Active Directory Authentication on Apache with mod_authnz_ldap

                      <directory /path/to/top/secret/area>
                          AuthName "Top Secret Area"
                          AuthType Basic
                          AuthBasicProvider ldap
                          AuthzLDAPAuthoritative Off
                          AuthLDAPURL "ldap://example.com:389/DC=example,DC=com?sAMAccountName?sub?(objectClass=*)" NONE
                          AuthLDAPBindDN apacheldapauth@example.com
                          AuthLDAPBindPassword mypassword
                          Require valid-group cn=Admins,ou=Groups,DC=example.com,DC=com
                      </directory>
                      

In this example, I am password-protecting /path/to/top/secret/area. The AuthLDAPURL directive contains the address of your active directory server (ldap://example.com:389), the base DN to search (DC=example,DC=com), and the LDAP attribute that contains the user’s username (sAMAccountName). In order to perform the search, Apache will bind to the Active Directory server using the credentials defined in AuthLDAPBindDN and AuthLDAPBindPassword. If a user is found and the password matches, one last search is done to make sure they belong to the appropriate group (cn=Admins,ou=Groups,DC=example.com,DC=com).
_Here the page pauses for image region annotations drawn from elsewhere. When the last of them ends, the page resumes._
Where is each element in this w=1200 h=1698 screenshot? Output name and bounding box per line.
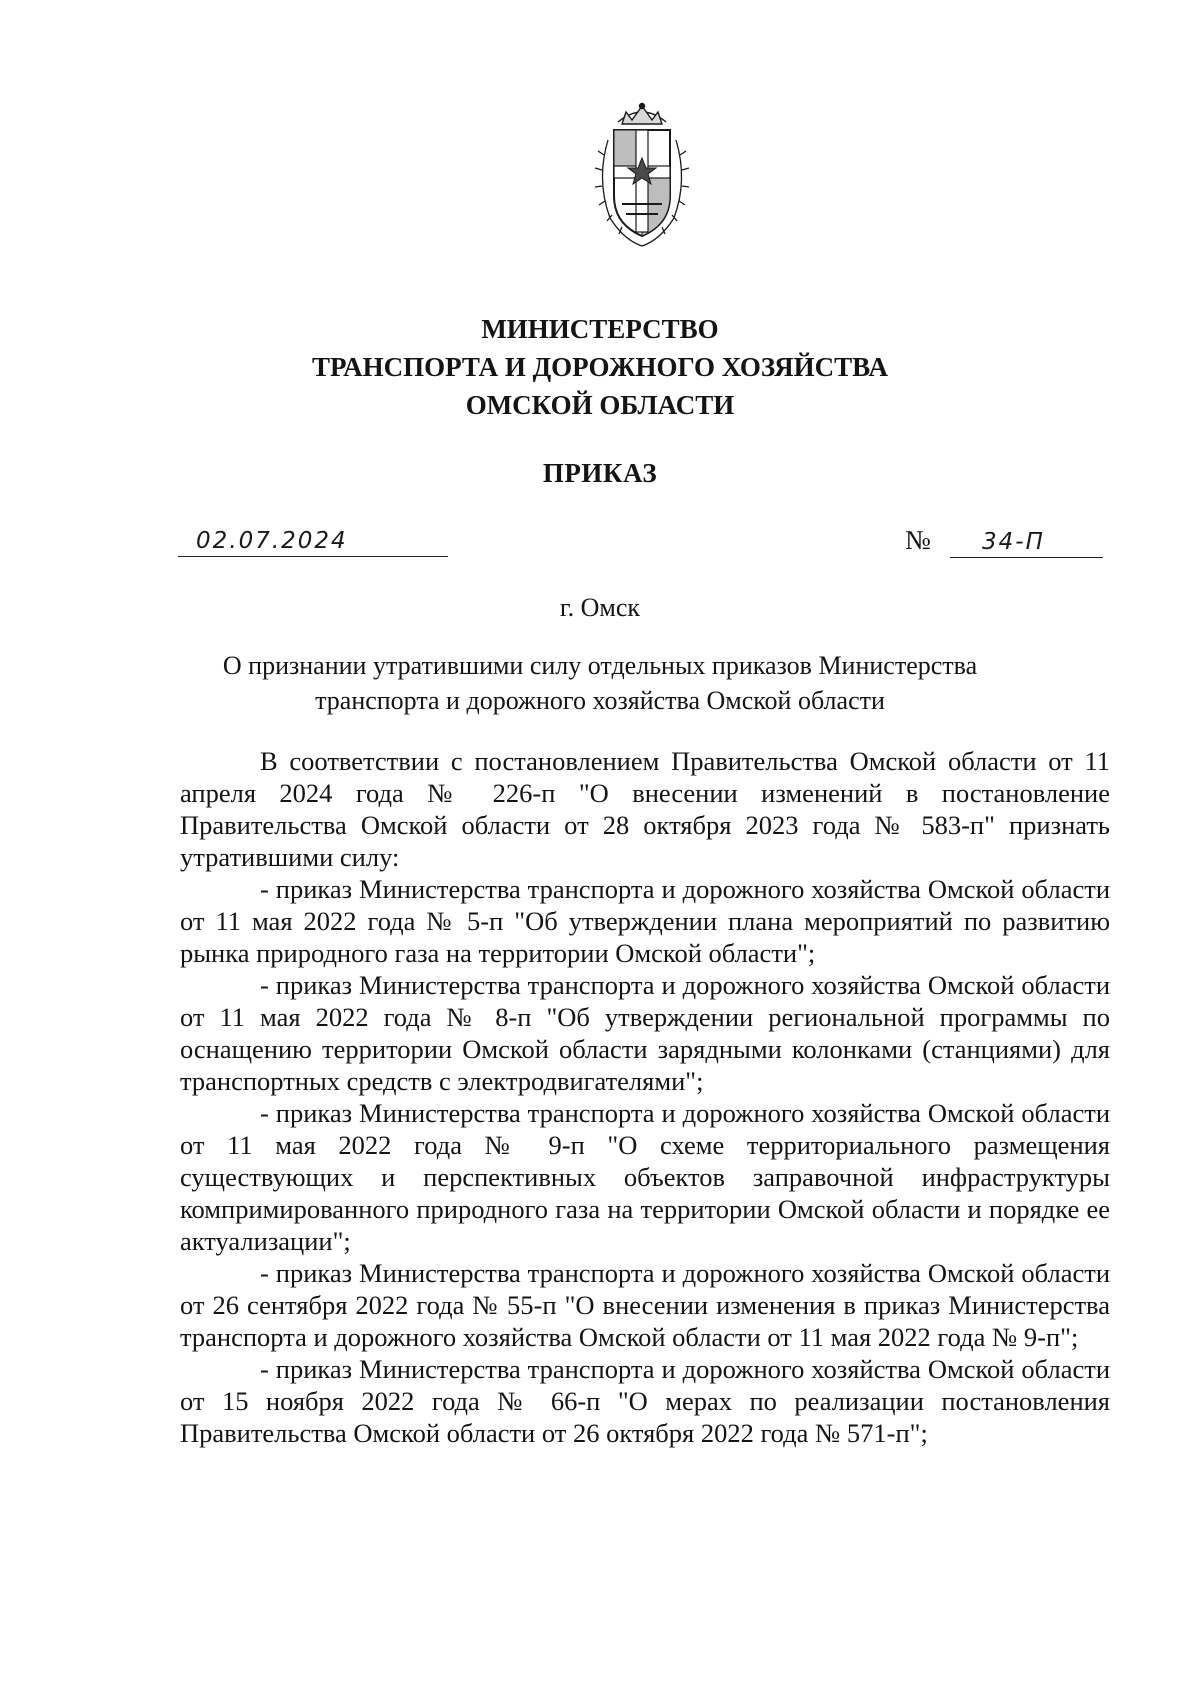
title-line-1: О признании утратившими силу отдельных приказов Министерства: [222, 651, 978, 680]
city: г. Омск: [559, 593, 641, 622]
title-line-2: транспорта и дорожного хозяйства Омской области: [315, 686, 885, 715]
number-underline: [950, 527, 1103, 558]
list-item: - приказ Министерства транспорта и дорожного хозяйства Омской области от 11 мая 2022 года № 8-п "Об утверждении региональной программы по оснащению территории Омской области зарядными колонками (станциями) для транспортных средств с электродвигателями";: [180, 970, 1110, 1096]
date-field: [178, 520, 448, 557]
ministry-name: [0, 310, 1200, 424]
paragraph-preamble: В соответствии с постановлением Правительства Омской области от 11 апреля 2024 года № 226-п "О внесении изменений в постановление Правительства Омской области от 28 октября 2023 года № 583-п" признать утратившими силу:: [180, 746, 1110, 872]
document-body: [180, 745, 1110, 1449]
ministry-line-1: МИНИСТЕРСТВО: [481, 314, 719, 344]
document-type: ПРИКАЗ: [542, 458, 658, 488]
date-value: 02.07.2024: [196, 528, 348, 554]
document-title: [150, 648, 1050, 718]
list-item: - приказ Министерства транспорта и дорожного хозяйства Омской области от 11 мая 2022 года № 9-п "О схеме территориального размещения существующих и перспективных объектов заправочной инфраструктуры компримированного природного газа на территории Омской области и порядке ее актуализации";: [180, 1098, 1110, 1256]
number-sign: №: [905, 525, 931, 555]
ministry-line-2: ТРАНСПОРТА И ДОРОЖНОГО ХОЗЯЙСТВА: [312, 352, 888, 382]
number-value: 34-П: [982, 529, 1045, 555]
list-item: - приказ Министерства транспорта и дорожного хозяйства Омской области от 15 ноября 2022 года № 66-п "О мерах по реализации постановления Правительства Омской области от 26 октября 2022 года № 571-п";: [180, 1354, 1110, 1448]
coat-of-arms-icon: [590, 100, 694, 250]
ministry-line-3: ОМСКОЙ ОБЛАСТИ: [465, 390, 735, 420]
list-item: - приказ Министерства транспорта и дорожного хозяйства Омской области от 11 мая 2022 года № 5-п "Об утверждении плана мероприятий по развитию рынка природного газа на территории Омской области";: [180, 874, 1110, 968]
number-field: [905, 520, 1105, 556]
list-item: - приказ Министерства транспорта и дорожного хозяйства Омской области от 26 сентября 2022 года № 55-п "О внесении изменения в приказ Министерства транспорта и дорожного хозяйства Омской области от 11 мая 2022 года № 9-п";: [180, 1258, 1110, 1352]
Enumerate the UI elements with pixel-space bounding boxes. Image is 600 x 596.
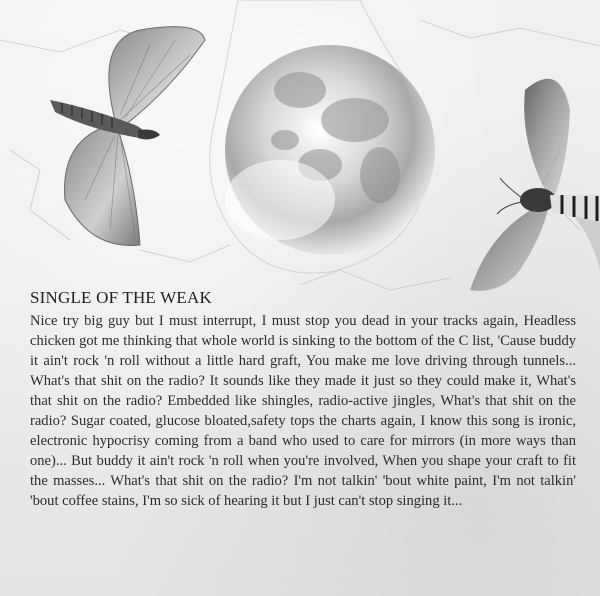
lyrics-block [30,288,576,511]
song-title: SINGLE OF THE WEAK [30,288,212,307]
moth-left [50,27,205,246]
song-lyrics: Nice try big guy but I must interrupt, I must stop you dead in your tracks again, Headless chicken got me thinking that whole world is sinking to the bottom of the C list, 'Cause buddy it ain't rock 'n roll without a little hard graft, You make me love driving through tunnels... What's that shit on the radio? It sounds like they made it just so they could make it, What's that shit on the radio? Embedded like shingles, radio-active jingles, What's that shit on the radio? Sugar coated, glucose bloated,safety tops the charts again, I know this song is ironic, electronic hypocrisy coming from a band who used to care for mirrors (in more ways than one)... But buddy it ain't rock 'n roll when you're involved, When you shape your craft to fit the masses... What's that shit on the radio? I'm not talkin' 'bout white paint, I'm not talkin' 'bout coffee stains, I'm so sick of hearing it but I just can't stop singing it... [30,313,576,509]
moth-right [470,79,600,291]
lightbulb-moon [210,0,435,273]
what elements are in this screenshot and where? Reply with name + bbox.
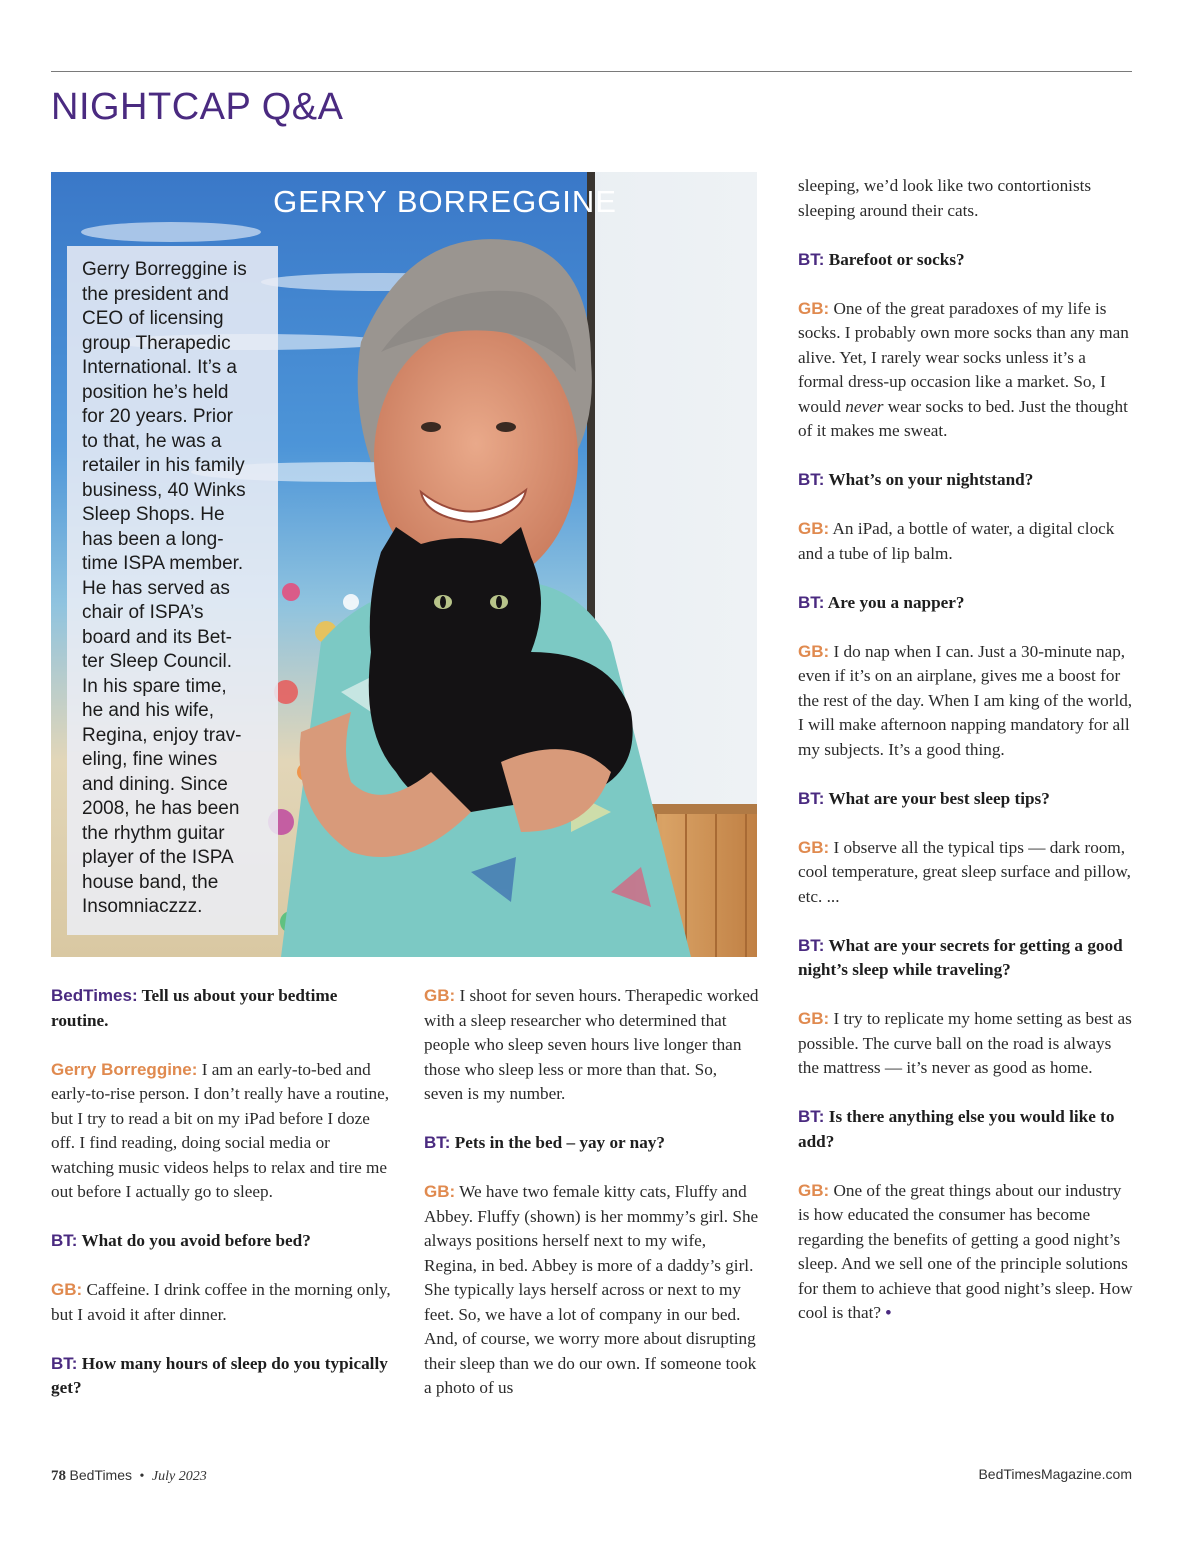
answer bbox=[51, 1278, 391, 1327]
answer-text: I shoot for seven hours. Therapedic worked with a sleep researcher who determined that people who sleep seven hours live longer than those who sleep less or more than that. So, seven is my number. bbox=[424, 986, 759, 1103]
question bbox=[798, 1105, 1134, 1154]
speaker-tag-bt: BT: bbox=[798, 788, 825, 808]
speaker-tag-bt: BT: bbox=[798, 935, 825, 955]
speaker-tag-gb: GB: bbox=[798, 837, 830, 857]
speaker-tag-gb: GB: bbox=[798, 1180, 830, 1200]
column-2 bbox=[424, 984, 760, 1425]
footer-folio bbox=[51, 1467, 207, 1485]
answer-text: I do nap when I can. Just a 30-minute nap, even if it’s on an airplane, gives me a boost for the rest of the day. When I am king of the world, I will make afternoon napping mandatory for all my subjects. It’s a good thing. bbox=[798, 641, 1133, 759]
answer-text: I am an early-to-bed and early-to-rise person. I don’t really have a routine, but I try to read a bit on my iPad before I doze off. I find reading, doing social media or watching music videos helps to relax and tire me out before I actually go to sleep. bbox=[51, 1059, 390, 1201]
question bbox=[798, 468, 1134, 493]
magazine-name: BedTimes bbox=[69, 1467, 133, 1483]
question-text: What do you avoid before bed? bbox=[77, 1231, 311, 1250]
answer bbox=[798, 836, 1134, 910]
answer bbox=[798, 1007, 1134, 1081]
issue-date: July 2023 bbox=[151, 1469, 207, 1484]
website-link[interactable]: BedTimesMagazine.com bbox=[978, 1466, 1132, 1482]
column-3 bbox=[798, 174, 1134, 1350]
question-text: Tell us about your bedtime routine. bbox=[51, 986, 338, 1030]
question-text: Are you a napper? bbox=[824, 592, 965, 612]
speaker-tag-gb: GB: bbox=[798, 641, 830, 661]
answer bbox=[424, 1180, 760, 1401]
question-text: How many hours of sleep do you typically get? bbox=[51, 1353, 388, 1397]
speaker-tag-bt: BedTimes: bbox=[51, 986, 138, 1005]
speaker-tag-gb: GB: bbox=[424, 986, 456, 1005]
speaker-tag-bt: BT: bbox=[424, 1133, 451, 1152]
speaker-tag-gb: GB: bbox=[424, 1182, 456, 1201]
question-text: What are your secrets for getting a good night’s sleep while traveling? bbox=[798, 935, 1123, 979]
question bbox=[798, 787, 1134, 812]
question bbox=[798, 934, 1134, 983]
speaker-tag-gb: GB: bbox=[798, 298, 830, 318]
bio-box: Gerry Borreggine is the president and CEO of licensing group Therapedic International. It’s a position he’s held for 20 years. Prior to that, he was a retailer in his family business, 40 Winks Sleep Shops. He has been a long- time ISPA member. He has served as chair of ISPA’s board and its Bet- ter Sleep Council. In his spare time, he and his wife, Regina, enjoy trav- eling, fine wines and dining. Since 2008, he has been the rhythm guitar player of the ISPA house band, the Insomniaczzz. bbox=[67, 246, 278, 935]
answer bbox=[798, 1179, 1134, 1326]
feature-photo bbox=[51, 172, 757, 957]
question bbox=[51, 984, 391, 1033]
question bbox=[51, 1229, 391, 1254]
question-text: Is there anything else you would like to add? bbox=[798, 1107, 1115, 1151]
answer-text: One of the great things about our industry is how educated the consumer has become regarding the benefits of getting a good night’s sleep. And we sell one of the principle solutions for them to achieve that good night’s sleep. How cool is that? bbox=[798, 1180, 1133, 1322]
question bbox=[51, 1352, 391, 1401]
speaker-tag-bt: BT: bbox=[798, 1107, 825, 1126]
answer bbox=[798, 517, 1134, 566]
speaker-tag-gb: Gerry Borreggine: bbox=[51, 1059, 198, 1079]
end-mark: • bbox=[881, 1303, 892, 1322]
speaker-tag-bt: BT: bbox=[798, 592, 825, 612]
question bbox=[798, 591, 1134, 616]
emphasis-text: never bbox=[845, 396, 884, 416]
speaker-tag-gb: GB: bbox=[51, 1280, 83, 1299]
question bbox=[424, 1131, 760, 1156]
question-text: What’s on your nightstand? bbox=[824, 470, 1034, 489]
speaker-tag-bt: BT: bbox=[798, 470, 825, 489]
answer-text-after: wear socks to bed. Just the thought of it makes me sweat. bbox=[798, 396, 1128, 440]
page-number: 78 bbox=[51, 1468, 66, 1484]
folio-separator: • bbox=[139, 1469, 145, 1484]
answer bbox=[51, 1058, 391, 1205]
answer-text: One of the great paradoxes of my life is socks. I probably own more socks than any man alive. Yet, I rarely wear socks unless it’s a formal dress-up occasion like a market. So, I would bbox=[798, 298, 1129, 416]
answer-text: I observe all the typical tips — dark room, cool temperature, great sleep surface and pillow, etc. ... bbox=[798, 837, 1131, 906]
photo-caption: GERRY BORREGGINE bbox=[273, 184, 617, 219]
question-text: Pets in the bed – yay or nay? bbox=[450, 1133, 665, 1152]
speaker-tag-gb: GB: bbox=[798, 519, 830, 538]
speaker-tag-gb: GB: bbox=[798, 1009, 830, 1028]
answer-continued: sleeping, we’d look like two contortionists sleeping around their cats. bbox=[798, 176, 1092, 220]
speaker-tag-bt: BT: bbox=[51, 1231, 78, 1250]
answer bbox=[798, 640, 1134, 763]
speaker-tag-bt: BT: bbox=[798, 249, 825, 269]
speaker-tag-bt: BT: bbox=[51, 1353, 78, 1373]
answer-text: I try to replicate my home setting as best as possible. The curve ball on the road is always the mattress — it’s never as good as home. bbox=[798, 1009, 1132, 1077]
answer bbox=[798, 297, 1134, 444]
section-title: NIGHTCAP Q&A bbox=[51, 86, 344, 128]
answer-text: Caffeine. I drink coffee in the morning only, but I avoid it after dinner. bbox=[51, 1280, 391, 1324]
top-rule bbox=[51, 71, 1132, 72]
answer bbox=[424, 984, 760, 1107]
answer-text: We have two female kitty cats, Fluffy and Abbey. Fluffy (shown) is her mommy’s girl. She always positions herself next to my wife, Regina, in bed. Abbey is more of a daddy’s girl. She typically lays herself across or next to my feet. So, we have a lot of company in our bed. And, of course, we worry more about disrupting their sleep than we do our own. If someone took a photo of us bbox=[424, 1182, 759, 1397]
question bbox=[798, 248, 1134, 273]
column-1 bbox=[51, 984, 391, 1425]
answer-text: An iPad, a bottle of water, a digital clock and a tube of lip balm. bbox=[798, 519, 1115, 563]
question-text: What are your best sleep tips? bbox=[824, 788, 1050, 808]
question-text: Barefoot or socks? bbox=[824, 249, 965, 269]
There’s nothing special about this example so far as it relates to Active Directory. The same config should work on any LDAP server. However, the real key to making this work with Active Directory is by adding the following to /etc/openldap/ldap.conf:

                      REFERRALS off
                      

Note that since the bind password is stored in plain text, make sure your Apache config file file can only be read by authorized users.